Ils continuèrent ainsi leur route, fort contents l’un de l’autre, et arrivèrent à Rome, après plusieurs jours de marche, non sans avoir pris de nouveaux à-compte sur les plaisirs du mariage. Quelques jours après, l’abbé, accompagné d’Alexandre et des deux milords, alla à l’audience du pape ; et après lui avoir présenté les saluts accoutumés, il lui parla ainsi : « Très-Saint Père, vous savez mieux que personne que, pour vivre honnêtement, il faut éviter avec soin les occasions qui peuvent nous conduire à faire précisément le contraire. Or, c’est ce qui m’a engagé à m’enfuir de chez mon père, le roi d’Angleterre, avec une partie de ses trésors, et à venir déguisée sous l’habit que je porte, dans l’intention de recevoir un époux de la main de Votre Sainteté. J’aurai l’honneur de vous dire que mon père voulait me forcer d’épouser, jeune comme je suis, le roi d’Écosse, prince courbé sous le poids des années.
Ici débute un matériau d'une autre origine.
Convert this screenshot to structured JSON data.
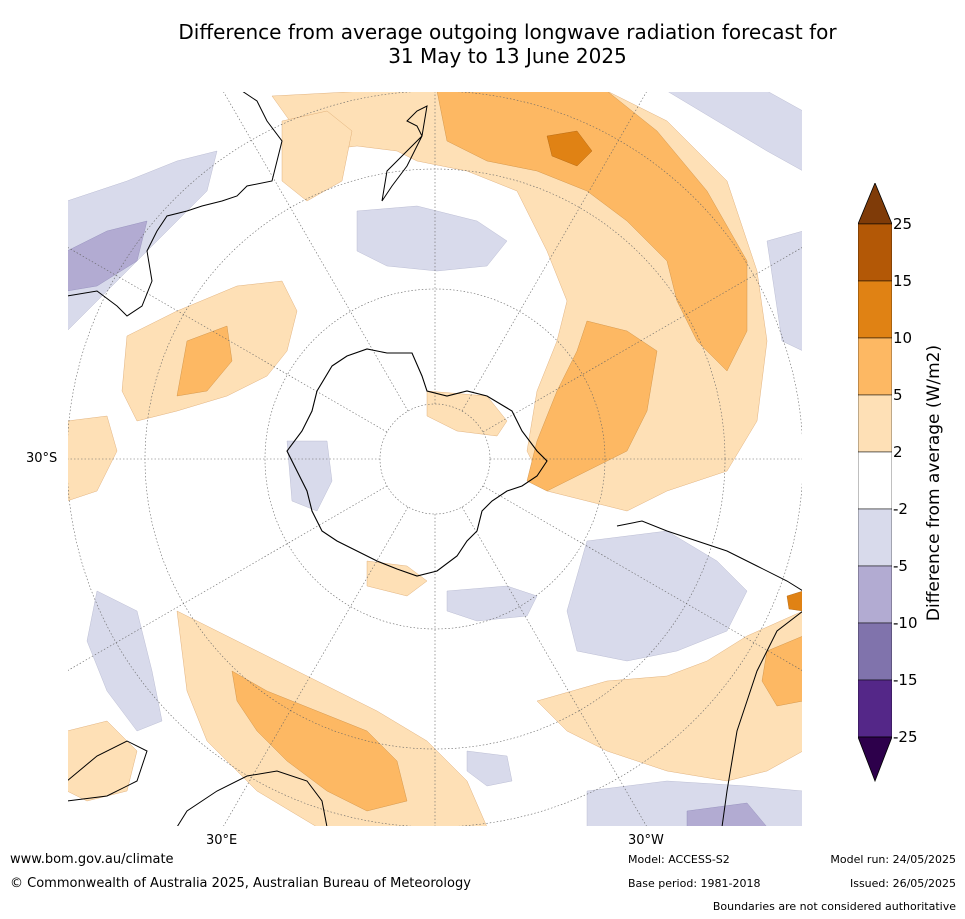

Toutefois ce n’est pas tant à cause de son grand âge que je me suis déterminée à prendre la fuite, que dans la crainte qu’après l’avoir épousé, la fragilité de ma jeunesse ne me fît tomber dans quelque égarement indigne de ma naissance et contraire aux lois de la religion. Je n’avais pas encore fait la moitié du chemin pour me rendre auprès de Votre Sainteté, lorsque la Providence, qui seule connaît parfaitement les besoins de chacun de nous, m’a fait rencontrer celui qu’elle me destinait pour mari. C’est ce gentilhomme que vous voyez, ajouta-t-elle en montrant Alexandre ; il n’est pas de naissance royale comme moi ; mais son honnêteté et son mérite le rendent digne des plus grandes princesses. Je l’ai donc pris pour mon époux ; et, n’en déplaise au roi mon père, et à tous ceux qui pourraient m’en blâmer, je n’en aurai jamais d’autre. J’aurais pu, sans doute, depuis que j’ai fait ce choix, me dispenser de venir jusqu’ici ; mais, Très-Saint Père, j’ai cru devoir achever mon voyage, tant pour visiter les lieux saints de la capitale du monde chrétien que pour vous rendre mes hommages, et vous supplier de vouloir bien faire passer, devant notaire, un contrat de mariage que ce gentilhomme et moi avons déjà passé devant Dieu. Je me flatte donc que Votre Sainteté approuvera une union qui était écrite dans le ciel, et de laquelle j’attends mon bonheur. Nous vous demandons votre sainte bénédiction, que nous regarderons comme un gage assuré de celle de Dieu, dont vous êtes le digne vicaire. »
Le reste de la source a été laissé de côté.